Question

Juice-O-Rama is a refreshment stand specializing in a fruit drink mixture of orange juice and prune juice. The orange juice costs $1.20 per liter and the prune juice costs $1.40 per liter. If they need 8 liters of the final drink at a cost of $1.24 per liter, how many liters of each juice will they need to make their specialty drink?

Answer 1

Hi there. Did you just want an answer or do you want to learn the material?

Answer 2

I want to learn. I dont understand.

Answer 3

OK. So call 'x' the number of liters of orange juice, and 'y' the number of liters of prune juice'. We need to write two equations that relate X to Y.

First, we need a total of 8 liters of juice. so, how can you write this in terms of X and Y?

Answer 4

x+y=8

Answer 5

yes!. nice.

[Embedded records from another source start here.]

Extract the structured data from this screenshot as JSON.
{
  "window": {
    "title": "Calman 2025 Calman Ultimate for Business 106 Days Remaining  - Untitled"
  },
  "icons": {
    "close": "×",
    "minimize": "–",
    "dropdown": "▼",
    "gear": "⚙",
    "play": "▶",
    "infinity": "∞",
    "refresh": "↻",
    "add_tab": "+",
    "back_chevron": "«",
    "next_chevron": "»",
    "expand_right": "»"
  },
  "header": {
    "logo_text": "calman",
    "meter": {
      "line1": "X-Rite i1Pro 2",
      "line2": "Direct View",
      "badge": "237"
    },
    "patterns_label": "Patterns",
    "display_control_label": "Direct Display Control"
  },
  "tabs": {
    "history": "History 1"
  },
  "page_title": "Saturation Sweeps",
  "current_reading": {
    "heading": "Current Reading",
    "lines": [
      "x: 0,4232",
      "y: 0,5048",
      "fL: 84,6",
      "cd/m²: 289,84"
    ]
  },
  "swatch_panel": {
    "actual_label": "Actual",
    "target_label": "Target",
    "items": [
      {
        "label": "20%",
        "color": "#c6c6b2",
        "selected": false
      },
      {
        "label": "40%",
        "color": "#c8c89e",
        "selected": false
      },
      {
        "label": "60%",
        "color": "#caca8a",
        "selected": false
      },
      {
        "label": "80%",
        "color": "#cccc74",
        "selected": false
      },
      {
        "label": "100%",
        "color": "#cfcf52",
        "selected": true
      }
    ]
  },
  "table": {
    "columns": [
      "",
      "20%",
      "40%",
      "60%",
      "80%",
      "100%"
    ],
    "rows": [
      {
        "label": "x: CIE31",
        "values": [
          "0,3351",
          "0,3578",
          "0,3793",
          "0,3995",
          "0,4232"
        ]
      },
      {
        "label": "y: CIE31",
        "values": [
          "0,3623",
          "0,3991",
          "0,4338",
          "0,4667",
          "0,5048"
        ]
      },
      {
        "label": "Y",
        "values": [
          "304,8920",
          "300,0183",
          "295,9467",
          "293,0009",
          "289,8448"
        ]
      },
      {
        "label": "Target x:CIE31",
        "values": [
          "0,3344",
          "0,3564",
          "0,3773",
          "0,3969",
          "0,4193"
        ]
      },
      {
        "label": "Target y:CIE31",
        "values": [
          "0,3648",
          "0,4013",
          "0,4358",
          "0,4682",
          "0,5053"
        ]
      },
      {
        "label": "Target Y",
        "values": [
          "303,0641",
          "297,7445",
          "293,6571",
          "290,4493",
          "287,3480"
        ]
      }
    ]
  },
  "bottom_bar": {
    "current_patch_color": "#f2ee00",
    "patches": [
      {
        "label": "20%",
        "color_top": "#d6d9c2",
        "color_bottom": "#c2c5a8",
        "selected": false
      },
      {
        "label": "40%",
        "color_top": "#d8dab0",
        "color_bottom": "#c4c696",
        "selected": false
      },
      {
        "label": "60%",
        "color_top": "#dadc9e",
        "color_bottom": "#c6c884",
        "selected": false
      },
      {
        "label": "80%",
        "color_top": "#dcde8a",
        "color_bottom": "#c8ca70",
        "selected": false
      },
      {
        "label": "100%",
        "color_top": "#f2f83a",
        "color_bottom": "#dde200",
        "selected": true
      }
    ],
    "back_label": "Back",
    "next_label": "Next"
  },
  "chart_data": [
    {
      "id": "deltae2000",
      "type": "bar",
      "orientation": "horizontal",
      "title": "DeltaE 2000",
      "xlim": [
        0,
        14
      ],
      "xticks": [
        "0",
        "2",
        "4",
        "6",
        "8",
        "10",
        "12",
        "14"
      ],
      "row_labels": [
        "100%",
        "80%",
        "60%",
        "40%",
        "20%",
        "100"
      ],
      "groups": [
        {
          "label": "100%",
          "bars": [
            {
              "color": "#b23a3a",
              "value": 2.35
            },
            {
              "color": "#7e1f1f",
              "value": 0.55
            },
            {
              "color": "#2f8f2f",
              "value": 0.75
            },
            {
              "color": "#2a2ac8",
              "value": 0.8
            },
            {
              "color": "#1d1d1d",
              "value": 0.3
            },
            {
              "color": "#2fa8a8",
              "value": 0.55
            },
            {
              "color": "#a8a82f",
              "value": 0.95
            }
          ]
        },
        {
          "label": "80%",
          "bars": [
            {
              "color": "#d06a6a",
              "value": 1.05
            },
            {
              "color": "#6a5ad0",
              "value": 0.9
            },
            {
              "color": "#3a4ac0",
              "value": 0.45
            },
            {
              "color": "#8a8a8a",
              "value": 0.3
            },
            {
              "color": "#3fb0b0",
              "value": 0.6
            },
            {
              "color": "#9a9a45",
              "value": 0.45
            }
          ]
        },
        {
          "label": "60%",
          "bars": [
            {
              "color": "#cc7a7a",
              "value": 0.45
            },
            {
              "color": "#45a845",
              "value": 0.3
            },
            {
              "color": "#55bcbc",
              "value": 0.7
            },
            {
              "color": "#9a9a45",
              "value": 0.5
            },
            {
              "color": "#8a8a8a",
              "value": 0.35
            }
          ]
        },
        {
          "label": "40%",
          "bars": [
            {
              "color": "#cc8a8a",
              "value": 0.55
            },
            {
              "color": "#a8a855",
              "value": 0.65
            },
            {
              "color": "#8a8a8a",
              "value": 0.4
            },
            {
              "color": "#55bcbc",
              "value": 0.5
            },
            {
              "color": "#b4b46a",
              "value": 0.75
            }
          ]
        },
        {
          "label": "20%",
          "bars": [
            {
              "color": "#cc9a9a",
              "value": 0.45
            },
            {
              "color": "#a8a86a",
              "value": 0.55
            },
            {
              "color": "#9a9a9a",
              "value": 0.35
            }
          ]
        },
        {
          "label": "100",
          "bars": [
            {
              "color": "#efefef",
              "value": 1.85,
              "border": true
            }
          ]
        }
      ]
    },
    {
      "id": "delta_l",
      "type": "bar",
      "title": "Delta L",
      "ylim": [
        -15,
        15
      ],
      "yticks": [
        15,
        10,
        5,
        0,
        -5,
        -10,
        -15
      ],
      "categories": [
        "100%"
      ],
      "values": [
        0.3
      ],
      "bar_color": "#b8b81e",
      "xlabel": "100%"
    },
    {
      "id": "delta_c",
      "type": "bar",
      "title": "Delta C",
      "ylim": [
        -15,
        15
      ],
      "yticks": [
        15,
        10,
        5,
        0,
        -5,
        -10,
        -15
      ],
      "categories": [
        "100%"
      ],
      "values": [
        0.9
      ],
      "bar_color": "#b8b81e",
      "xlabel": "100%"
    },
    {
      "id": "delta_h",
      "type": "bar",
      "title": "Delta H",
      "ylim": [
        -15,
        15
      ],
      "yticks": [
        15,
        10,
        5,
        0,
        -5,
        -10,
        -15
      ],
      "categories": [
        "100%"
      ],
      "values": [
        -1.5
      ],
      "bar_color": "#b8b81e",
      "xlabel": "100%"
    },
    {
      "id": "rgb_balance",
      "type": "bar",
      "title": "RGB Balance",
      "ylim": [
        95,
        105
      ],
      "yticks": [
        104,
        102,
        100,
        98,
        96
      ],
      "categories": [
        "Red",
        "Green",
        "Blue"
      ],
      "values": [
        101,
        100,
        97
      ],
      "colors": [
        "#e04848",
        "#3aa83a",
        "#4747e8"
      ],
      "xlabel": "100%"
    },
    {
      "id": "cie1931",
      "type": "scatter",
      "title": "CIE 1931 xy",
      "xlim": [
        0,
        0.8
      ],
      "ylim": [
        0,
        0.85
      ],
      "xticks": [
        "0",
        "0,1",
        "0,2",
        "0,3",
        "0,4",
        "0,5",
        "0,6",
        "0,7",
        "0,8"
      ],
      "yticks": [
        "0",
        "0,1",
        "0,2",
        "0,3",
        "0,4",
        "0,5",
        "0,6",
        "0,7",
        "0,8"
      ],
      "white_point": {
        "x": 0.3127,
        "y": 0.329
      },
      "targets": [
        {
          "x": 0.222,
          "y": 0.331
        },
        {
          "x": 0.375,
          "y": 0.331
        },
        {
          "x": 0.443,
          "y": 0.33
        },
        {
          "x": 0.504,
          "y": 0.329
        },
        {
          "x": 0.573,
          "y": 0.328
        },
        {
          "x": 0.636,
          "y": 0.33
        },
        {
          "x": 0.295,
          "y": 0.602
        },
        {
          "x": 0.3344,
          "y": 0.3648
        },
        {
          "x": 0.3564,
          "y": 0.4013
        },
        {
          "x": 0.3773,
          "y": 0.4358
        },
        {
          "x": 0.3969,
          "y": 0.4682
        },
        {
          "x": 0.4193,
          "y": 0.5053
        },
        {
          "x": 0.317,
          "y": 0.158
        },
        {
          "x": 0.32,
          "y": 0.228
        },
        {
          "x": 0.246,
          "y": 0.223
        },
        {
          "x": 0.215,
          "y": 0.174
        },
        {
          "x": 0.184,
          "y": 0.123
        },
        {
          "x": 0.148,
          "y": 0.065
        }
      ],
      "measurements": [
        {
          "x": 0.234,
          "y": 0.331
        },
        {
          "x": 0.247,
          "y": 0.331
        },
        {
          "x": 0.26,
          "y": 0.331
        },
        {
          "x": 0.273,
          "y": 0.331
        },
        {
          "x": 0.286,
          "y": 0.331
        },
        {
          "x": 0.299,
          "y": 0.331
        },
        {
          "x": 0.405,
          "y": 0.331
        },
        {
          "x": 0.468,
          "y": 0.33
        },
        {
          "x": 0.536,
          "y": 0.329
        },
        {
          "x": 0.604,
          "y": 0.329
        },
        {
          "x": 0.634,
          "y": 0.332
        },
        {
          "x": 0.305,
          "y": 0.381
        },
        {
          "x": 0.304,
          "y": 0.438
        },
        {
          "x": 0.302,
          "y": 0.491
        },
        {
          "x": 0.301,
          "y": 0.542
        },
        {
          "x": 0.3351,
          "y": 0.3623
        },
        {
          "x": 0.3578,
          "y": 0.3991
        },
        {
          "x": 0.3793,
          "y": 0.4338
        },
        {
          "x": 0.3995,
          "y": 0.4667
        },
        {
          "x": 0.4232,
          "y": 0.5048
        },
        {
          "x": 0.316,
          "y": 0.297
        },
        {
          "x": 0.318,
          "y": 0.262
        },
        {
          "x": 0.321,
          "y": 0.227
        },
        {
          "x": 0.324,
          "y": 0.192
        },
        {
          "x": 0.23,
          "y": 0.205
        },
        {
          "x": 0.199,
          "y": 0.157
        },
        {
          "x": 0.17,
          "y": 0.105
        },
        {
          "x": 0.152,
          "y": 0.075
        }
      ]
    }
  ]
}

And, we want the total cost to be 1.24 per liter. So let's do this equation step by step. If it costs 1.24 per liter and we want 8 liters, what's the total cost?

Answer 6

1.24(8) = 9.92

Answer 7

yep. And, the total cost is equal to the sum of the cost of the orange juice and the cost of the prune juice. so if we have X liters of orange, and Y liters of prune, how much does the total cost, given the cost per liter of each juice in the problem?

Answer 8

this is where i am lost.

Answer 9

ok. How much is orange juice per liter?

Answer 10

1.20

Answer 11

and we have X liters of it. So in the final mixture, there is how much worth of orange juice in it?

Answer 12

1.20x+1.40y=9.92?

Answer 13

you got it my friend. that's our second equation. now solve that simultaneously with the first, x+y=8

Answer 14

we have X liters of OJ, and Y liters of prune, and the total value of the 8 liters is 9.92.

Answer 15

how do i solve it?

(-1) x+y=8
-x-y=-8?

Answer 16

for this one the substitution method is probably easier than the addition method, i.e.
x+y=8
x = 8-y

then substitute x=8-y into equation 2.

Answer 17

x=6.4 y =1.6

Answer 18

?

Answer 19

that's what I got!

Answer 20

Thank You so much. I just have one question. How do I know when to use the addition method vs. the substitution method.

Answer 21

Honestly, whichever looks easier to you. Both methods are guaranteed to give you the same answer, but sometimes one has easier math than the other. I picked substitution method for that one because I could express x without a fraction. Fractions always make the math harder.

If there's something like this:

2x + 8y = 3
2x - 3y = 7

Then I'll usually use the addition method because trying to isolate x or y in either of those equations would result in ugly fractions, whereas I can see easily that just reversing the sign of the second equation and adding gives me 11y = 10.

Answer 22

thank you!

Answer 23

Oops, I mean 11y = -4.... ha. I'm not good at math ;-)